Former Chicago Cubs manager Joe Maddon told ESPN that he knew he didn’t want to return, even in the midst of the 2019 season, for a variety of reasons

As camps in Florida and Arizona get underway, a new season dawns – and with it, familiar faces in new places. Cole Hamels now dons an Atlanta Braves cap, Pedro Strop calls Cincinnati home as a member of a reloaded Reds ball club and Joe Maddon stands at the helm of the Los Angeles Angels.

Maddon is coming off a tremendously successful five-year stint as manager of the Chicago Cubs, during which the team reached three consecutive NLCS, won a World Series, captured a pair of division crowns and completely rewrote the expectations on the North Side.

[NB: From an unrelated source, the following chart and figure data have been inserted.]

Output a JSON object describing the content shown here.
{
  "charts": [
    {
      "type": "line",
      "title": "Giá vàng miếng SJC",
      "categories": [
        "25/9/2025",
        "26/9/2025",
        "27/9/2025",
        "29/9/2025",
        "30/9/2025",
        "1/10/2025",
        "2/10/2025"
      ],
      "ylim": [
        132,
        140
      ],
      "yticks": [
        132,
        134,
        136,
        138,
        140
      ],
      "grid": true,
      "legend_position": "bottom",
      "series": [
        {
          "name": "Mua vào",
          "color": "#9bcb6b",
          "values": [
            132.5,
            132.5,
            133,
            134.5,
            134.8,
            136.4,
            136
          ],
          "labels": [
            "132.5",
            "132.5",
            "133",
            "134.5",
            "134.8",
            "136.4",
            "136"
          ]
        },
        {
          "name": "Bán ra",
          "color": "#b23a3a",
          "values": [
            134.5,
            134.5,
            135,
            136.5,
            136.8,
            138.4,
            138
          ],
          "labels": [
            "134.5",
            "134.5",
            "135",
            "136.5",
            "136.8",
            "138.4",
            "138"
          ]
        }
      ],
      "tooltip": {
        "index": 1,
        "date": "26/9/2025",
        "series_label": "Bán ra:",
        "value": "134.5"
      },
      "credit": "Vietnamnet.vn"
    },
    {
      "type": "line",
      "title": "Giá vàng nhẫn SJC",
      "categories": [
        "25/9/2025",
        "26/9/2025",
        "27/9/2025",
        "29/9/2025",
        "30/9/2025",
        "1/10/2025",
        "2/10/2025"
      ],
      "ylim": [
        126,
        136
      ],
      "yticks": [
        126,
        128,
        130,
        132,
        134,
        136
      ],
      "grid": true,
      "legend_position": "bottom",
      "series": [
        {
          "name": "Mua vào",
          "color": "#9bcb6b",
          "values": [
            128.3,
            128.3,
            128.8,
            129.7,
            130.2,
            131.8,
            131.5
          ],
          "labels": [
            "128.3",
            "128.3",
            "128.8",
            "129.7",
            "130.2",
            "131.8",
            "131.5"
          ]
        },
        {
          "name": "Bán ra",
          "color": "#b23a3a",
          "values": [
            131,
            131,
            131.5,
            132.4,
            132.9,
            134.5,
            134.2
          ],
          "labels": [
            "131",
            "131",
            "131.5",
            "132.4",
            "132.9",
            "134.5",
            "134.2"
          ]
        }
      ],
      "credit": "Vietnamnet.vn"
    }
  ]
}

Now, he joins an Angels squad that has utterly failed to capitalize on having the best player in the game in Mike Trout and hasn’t even sniffed the postseason in years. He’s hoping he can breathe life into the club in the same way he pushed the unproven Cubs to new heights in 2015, turning heads across the baseball world in the process.

The writing was on the wall, even at the conclusion of the 2018 season – which ended in the heartbreaking extra-inning loss to Colorado in the Wild Card game – that Maddon’s days were numbered. You knew it, I knew it – and both Theo Epstein and Maddon knew it, as well.